A few weeks ago, Juniper estimated that the transaction value of mobile payments for digital and physical goods, money transfers and NFC transactions will reach a whopping $670 billion by 2015, up from $240 billion this year. Today, Gartner is releasing its data report, taking a look at actual users of mobile payments services. Gartner’s research shows that mobile payment users worldwide will surpass 141.1 million in 2011, a 38.2 percent increase from 2010, in which mobile payment users reached 102.1 million. Worldwide mobile payment volume is projected to total $86.1 billion, up 75.9 percent from 2010 volume of $48.9 billion.

Gartner says that particularly in developing markets, growth in mobile payments is not as strong as expected. Sandy Shen, research director at Gartner, writes, While developing markets have favorable conditions for mobile payments, such as high penetration of mobile devices and low banking penetration, this is no guarantee of success, unless service providers adapt their strategies to local market requirements.
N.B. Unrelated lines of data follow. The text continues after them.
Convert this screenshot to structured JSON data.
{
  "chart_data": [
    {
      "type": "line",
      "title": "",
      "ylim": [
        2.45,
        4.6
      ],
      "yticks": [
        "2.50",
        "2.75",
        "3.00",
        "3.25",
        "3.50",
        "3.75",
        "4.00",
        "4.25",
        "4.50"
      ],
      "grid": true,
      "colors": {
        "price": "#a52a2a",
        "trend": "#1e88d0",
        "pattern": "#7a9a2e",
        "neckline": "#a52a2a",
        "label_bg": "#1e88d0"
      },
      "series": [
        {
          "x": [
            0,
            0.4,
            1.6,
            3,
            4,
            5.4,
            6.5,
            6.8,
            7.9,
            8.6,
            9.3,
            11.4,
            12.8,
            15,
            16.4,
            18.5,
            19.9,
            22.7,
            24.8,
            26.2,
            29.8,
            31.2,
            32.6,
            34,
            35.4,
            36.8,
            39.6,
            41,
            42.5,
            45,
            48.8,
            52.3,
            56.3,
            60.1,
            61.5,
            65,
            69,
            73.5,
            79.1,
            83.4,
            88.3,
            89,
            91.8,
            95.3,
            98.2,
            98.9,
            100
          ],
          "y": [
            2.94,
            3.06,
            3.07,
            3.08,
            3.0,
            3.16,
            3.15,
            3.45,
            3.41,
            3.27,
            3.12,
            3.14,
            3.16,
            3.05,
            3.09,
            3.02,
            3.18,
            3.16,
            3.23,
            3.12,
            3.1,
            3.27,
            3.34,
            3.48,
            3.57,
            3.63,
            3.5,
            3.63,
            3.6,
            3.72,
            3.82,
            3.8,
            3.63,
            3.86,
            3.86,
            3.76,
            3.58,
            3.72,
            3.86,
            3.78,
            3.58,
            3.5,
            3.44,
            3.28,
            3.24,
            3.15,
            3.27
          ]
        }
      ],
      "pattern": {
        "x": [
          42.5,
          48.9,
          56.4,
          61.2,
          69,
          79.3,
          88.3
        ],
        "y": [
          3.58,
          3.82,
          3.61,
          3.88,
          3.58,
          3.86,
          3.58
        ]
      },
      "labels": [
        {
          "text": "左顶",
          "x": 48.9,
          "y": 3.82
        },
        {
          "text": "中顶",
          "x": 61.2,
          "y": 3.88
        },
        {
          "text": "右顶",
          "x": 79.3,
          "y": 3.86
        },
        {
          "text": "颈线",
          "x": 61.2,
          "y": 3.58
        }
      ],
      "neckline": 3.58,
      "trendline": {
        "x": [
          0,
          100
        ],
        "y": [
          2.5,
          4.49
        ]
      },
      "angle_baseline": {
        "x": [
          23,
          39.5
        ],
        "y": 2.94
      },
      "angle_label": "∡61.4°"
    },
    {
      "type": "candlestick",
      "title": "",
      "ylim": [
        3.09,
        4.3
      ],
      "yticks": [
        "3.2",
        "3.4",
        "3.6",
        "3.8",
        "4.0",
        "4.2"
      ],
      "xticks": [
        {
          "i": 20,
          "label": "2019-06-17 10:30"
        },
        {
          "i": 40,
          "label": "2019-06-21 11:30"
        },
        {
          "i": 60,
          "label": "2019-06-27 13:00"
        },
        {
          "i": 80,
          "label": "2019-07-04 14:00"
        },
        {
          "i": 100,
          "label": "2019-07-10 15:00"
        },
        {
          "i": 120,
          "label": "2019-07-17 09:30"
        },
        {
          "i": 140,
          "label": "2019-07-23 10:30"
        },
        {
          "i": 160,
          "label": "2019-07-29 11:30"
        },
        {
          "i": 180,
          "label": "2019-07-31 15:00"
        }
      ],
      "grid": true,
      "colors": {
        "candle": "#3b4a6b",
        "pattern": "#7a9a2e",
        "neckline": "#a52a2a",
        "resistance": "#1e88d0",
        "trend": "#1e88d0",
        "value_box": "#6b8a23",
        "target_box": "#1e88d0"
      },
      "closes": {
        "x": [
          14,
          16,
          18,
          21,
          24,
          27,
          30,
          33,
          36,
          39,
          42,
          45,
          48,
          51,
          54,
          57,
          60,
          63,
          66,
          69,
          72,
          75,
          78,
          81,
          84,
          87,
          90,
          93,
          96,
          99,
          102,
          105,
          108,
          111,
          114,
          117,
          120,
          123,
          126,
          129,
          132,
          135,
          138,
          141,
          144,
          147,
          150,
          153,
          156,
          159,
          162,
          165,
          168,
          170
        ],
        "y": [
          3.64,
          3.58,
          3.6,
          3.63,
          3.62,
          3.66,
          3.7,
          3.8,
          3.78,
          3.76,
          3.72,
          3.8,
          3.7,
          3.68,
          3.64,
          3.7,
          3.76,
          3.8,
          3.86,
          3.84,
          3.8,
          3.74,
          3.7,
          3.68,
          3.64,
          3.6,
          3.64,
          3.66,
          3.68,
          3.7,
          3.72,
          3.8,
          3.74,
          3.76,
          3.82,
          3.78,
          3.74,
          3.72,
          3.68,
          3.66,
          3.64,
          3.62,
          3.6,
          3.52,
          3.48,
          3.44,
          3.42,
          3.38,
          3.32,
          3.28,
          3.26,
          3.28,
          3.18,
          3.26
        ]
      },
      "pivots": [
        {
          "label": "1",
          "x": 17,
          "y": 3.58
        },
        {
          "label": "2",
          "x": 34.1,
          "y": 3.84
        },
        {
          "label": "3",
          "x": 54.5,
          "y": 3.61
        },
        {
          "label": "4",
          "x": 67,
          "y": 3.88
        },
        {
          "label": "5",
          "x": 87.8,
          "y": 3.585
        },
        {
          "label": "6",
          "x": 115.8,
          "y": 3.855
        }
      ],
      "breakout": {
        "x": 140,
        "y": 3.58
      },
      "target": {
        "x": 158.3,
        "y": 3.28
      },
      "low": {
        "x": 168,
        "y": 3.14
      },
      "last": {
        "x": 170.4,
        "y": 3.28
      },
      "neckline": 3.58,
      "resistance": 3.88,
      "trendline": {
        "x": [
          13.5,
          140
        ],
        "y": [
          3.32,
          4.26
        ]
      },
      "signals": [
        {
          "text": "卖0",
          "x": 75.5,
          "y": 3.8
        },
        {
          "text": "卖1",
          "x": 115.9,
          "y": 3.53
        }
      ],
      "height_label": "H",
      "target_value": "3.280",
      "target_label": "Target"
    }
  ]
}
Shen adds that she believes the mass market adoption of NFC payments is at least four years away, with the biggest “hurdle” as changing users behavior from using cash and credit cards to using their mobile phone. And she predicts that in 2011, merchandise purchases from mobile apps like eBay and Amazon will account for 90 percent and 77 percent of all mobile payments transactions in North America and Western Europe, respectively.

In developing markets, Gartner says money transfers and prepaid incentives will drive transaction volumes. In Eastern Europe, the Middle East and Africa, these two services will account for 54 percent and 32 percent of all transactions in 2011, respectively. It’s interesting that Gartner doesn’t seem to be too bullish on NFC in the near future. Clearly Google is making a big bet on NFC with the launch of its mobile payments product Google Wallet. And PayPal just announced its integration with NFC for Android phones. Perhaps that leaves more breathing room for innovative companies like Square to continue to disrupt the mobile payments space without adopting NFC technology.